Anche qui lo zampino di Nolan è evidente. Siamo nel campo supereroistico e non in quello della filosofia ma si preferiscono lunghi dialoghi a effettoni speciali, la sottolineatura della colonna sonora allo stupore per la computer grafica, l'alta definizione della tecnologia di ripresa Imax al dilagante 3D. È tutto in linea con un'idea di cinema dove si mescolano citazioni filmiche e richiami alla cronaca recente. La City presa d’assalto, i trader di Borsa sbeffeggiati da Bane e trattati alla stregua di speculatori che affamano la popolazione, la rivoluzione che scoppia improvvisa e irrazionale, come in un moderno Terrore Robespierriano con tanto di tribunali speciali istituiti per far piazza pulita del potere politico ed economico-finanziario, per poi deflagrare in uno scontro corpo a corpo nelle strade tra eserciti armati (poco) che si affrontano come fossimo ne "Il Signore degli Anelli".

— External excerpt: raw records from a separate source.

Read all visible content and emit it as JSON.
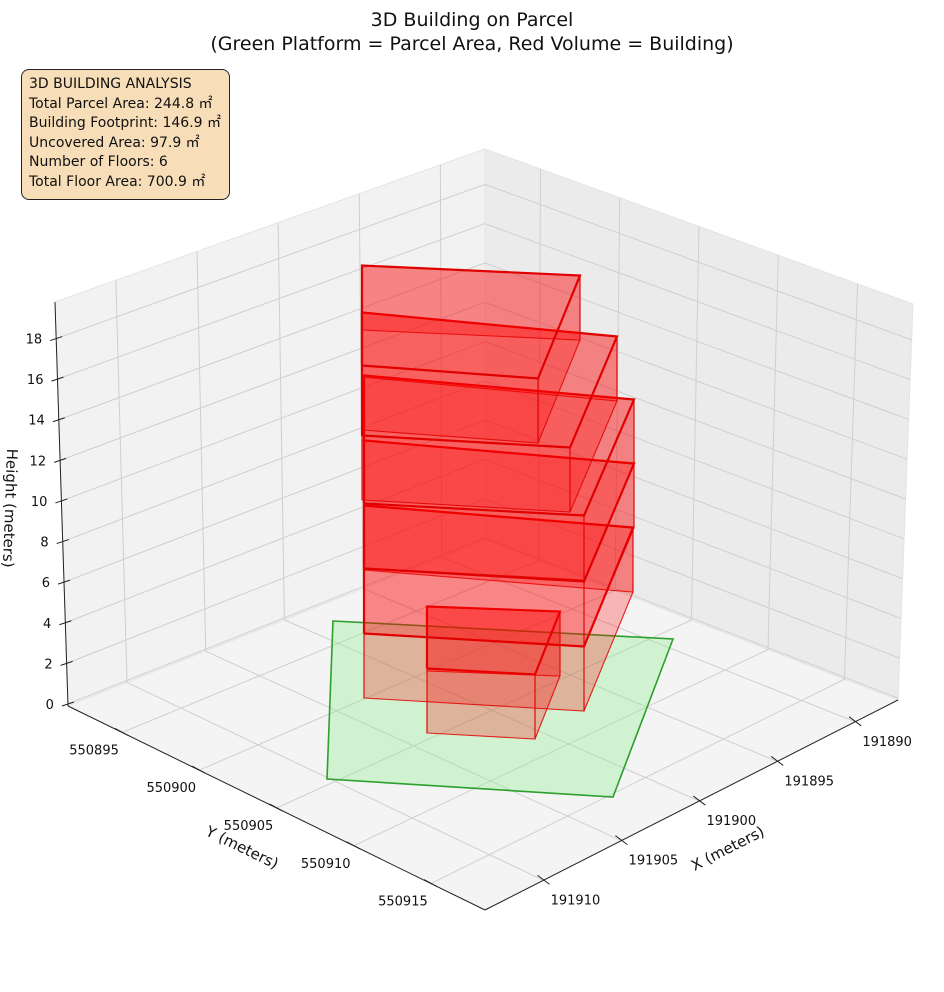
{
  "chart_data": {
    "type": "3d-bar",
    "title": "3D Building on Parcel",
    "subtitle": "(Green Platform = Parcel Area, Red Volume = Building)",
    "xlabel": "X (meters)",
    "ylabel": "Y (meters)",
    "zlabel": "Height (meters)",
    "x_ticks": [
      "191890",
      "191895",
      "191900",
      "191905",
      "191910"
    ],
    "y_ticks": [
      "550895",
      "550900",
      "550905",
      "550910",
      "550915"
    ],
    "z_ticks": [
      "0",
      "2",
      "4",
      "6",
      "8",
      "10",
      "12",
      "14",
      "16",
      "18"
    ],
    "parcel": {
      "color": "#2ca02c",
      "fill": "#90ee90"
    },
    "building": {
      "color": "#e00000",
      "fill": "#ff0000"
    },
    "floors": [
      {
        "floor": 1,
        "z0": 0,
        "z1": 3
      },
      {
        "floor": 2,
        "z0": 3,
        "z1": 6
      },
      {
        "floor": 3,
        "z0": 6,
        "z1": 9
      },
      {
        "floor": 4,
        "z0": 9,
        "z1": 12
      },
      {
        "floor": 5,
        "z0": 12,
        "z1": 15
      },
      {
        "floor": 6,
        "z0": 15,
        "z1": 18
      }
    ],
    "grid": true
  },
  "analysis": {
    "heading": "3D BUILDING ANALYSIS",
    "lines": [
      "Total Parcel Area: 244.8 ㎡",
      "Building Footprint: 146.9 ㎡",
      "Uncovered Area: 97.9 ㎡",
      "Number of Floors: 6",
      "Total Floor Area: 700.9 ㎡"
    ]
  }
}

Chi si giova del faro su Wayne è ovviamente Christian Bale, che sembra prendersi la rivincita dopo che nel secondo film era stato oscurato dal Joker di Heath Ledger (e dall'attenzione scatenata dalla morte dell'attore a pochi mesi dall’uscita del film). Tra quello è un villain risibile e sgangherato come lo Scarecrow di "Batman Begins", Bane rappresenta la giusta via di mezzo, feroce e intelligente ma allo stesso tempo umano come Batman-Wayne, e quindi in grado di creare equilibrio con il suo oppositore.
A fronte di un'idea di fondo semplice e non certo inedita (la città messa in pericolo dalla minaccia di una bomba nucleare), quello messo in piedi da Nolan e da suo fratello Jonathan (co-autore della sceneggiatura) è un impianto corposo e complesso, ricco di sottotrame, che cresce con tensione costante sino ad arrivare ai colpi di scena finali, anticipati, come accadeva in "The Prestige", da piccoli indizi disseminati lungo il percorso. Una simile struttura ingloba pregi e difetti. Perché presta il fianco a qualche buco di credibilità, salti temporali ingiustificati e a inevitabili superficialità su alcuni elementi chiave per arrivare a sciogliere tutti i nodi nell'arco di una durata accettabile (ma pur sempre eccessiva, visto che si sfiorano le tre ore). Resta però un trattamento tutt'altro che banale dei personaggi, compresi quelli di contorno, e una soddisfacente coerenza nel dare le risposte necessarie a chiudere il quadro. Fino alla prossima puntata, perché, senza Nolan e senza Bale, ma un futuro Batman ci sarà.